Western Grandstand ; Let’s fix the netball impasse quickly
While not wishing to take sides in the impasse between new netball coach Jermaine Allison-McCracken and the three national players she suspended, I am not happy with the way things have been playing out in the public domain as that could be a recipe for more problems.
Based on some of the things I have read, it would appear that the three players - Nicole Dixon, Shanice Beckford, and Khadijah Williams, were suspended because they were either not willing or not able to execute aspects of the coach's training regimen.
While I believe that the players have an obligation to subscribe to all reasonable requests made by the coach if they are truly desirous of being part of the national programme, I also believe that the coach needs to be sensitive to the concerns of the players if she hopes to develop a good working relationship.
READY TO PROVE HERSELF
In listening to media interviews given by Allison-McCracken, one gets the impression that she is all business and that her primary goal is to prove herself deserving of being entrusted with the role of guiding Jamaica's netball, which makes her quite intolerant of any player who might be hesitant to fall in line.
However, as long-serving members of national netball, it would be difficult to question the commitment of Dixon, Beckford, and Williams, who, I am sure want the best for Jamaica. In fact, I believe that they would be quite happy to return to the team if a way could be found to quickly smoothen out their relationship with the coach.
This is where Netball Jamaica comes in. Instead of joining the public discourse and publicly declaring blanket support for the coach without giving the players a chance to be heard at a disciplinary hearing, the governing body might be setting itself up for a stinging backlash if when the matter is dissected, the concerns of the players are found to be legitimate.
When a coach from a different background is brought into a foreign scenario, allowance should be made for issues such as culture clashes, new approaches, a new style, and different expectations.
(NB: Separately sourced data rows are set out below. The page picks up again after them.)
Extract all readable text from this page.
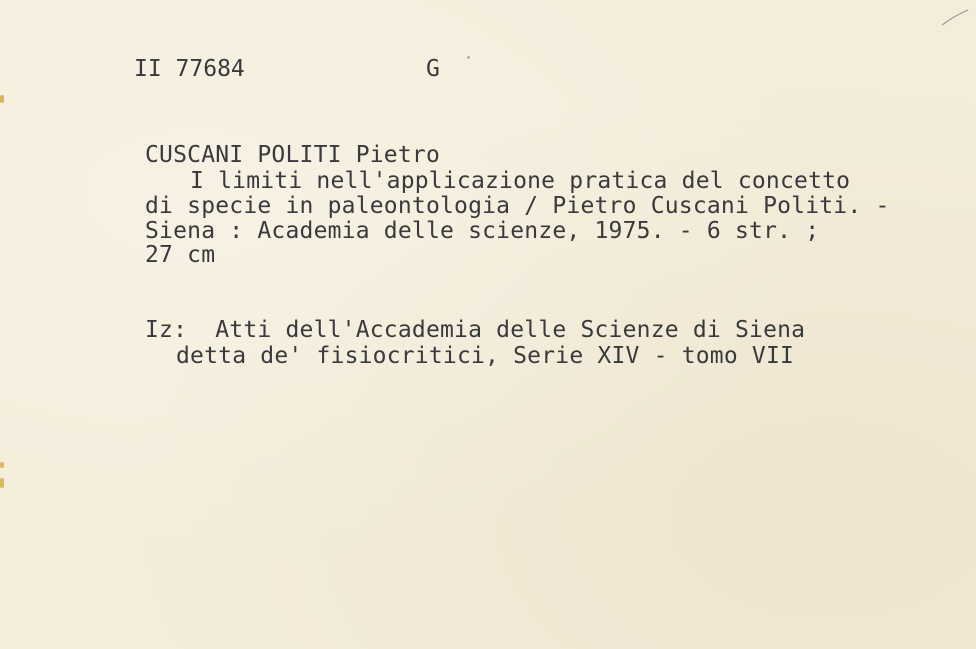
II 77684	G
CUSCANI POLITI Pietro
I limiti nell'applicazione pratica del concetto
di specie in paleontologia / Pietro Cuscani Politi. -
Siena : Academia delle scienze, 1975. - 6 str. ;
27 cm
Iz:  Atti dell'Accademia delle Scienze di Siena
detta de' fisiocritici, Serie XIV - tomo VII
For Netball Jamaica to insinuate that the coach is free to do as she pleases, possibly to include locking out the local media from training sessions, apparently because of the negative impact generated by the suspension of the players, the organisation is sending a very bad signal.
I believe that while we had the enviable distinction of qualifying for the 1998 FIFA World Cup under the Brazilian RenÈ Simies, we probably would have acquitted ourselves even better if the Jamaica Football Federation (JFF) had handled the various spats between the no-nonsense Simies and our temperamental stars, Walter 'Blacker' Boyd and Onandi Lowe.
It is my hope that Netball Jamaica will not allow itself to lose control of a situation that is manageable. The players and the coach should be allowed to sit down and discuss the various issues with a view to fixing the contentious issues. In my opinion, nothing beats a negotiated settlement.
My hope is that no effort will be spared to fix the problem because Jamaica's netball is a well-respected force on the global stage and our focus should be on getting better, not doing stupid things to wreck what we have now. I am, therefore, urging that all reasonable steps be taken to get coach Allison-McCracken and the suspended players on the same page.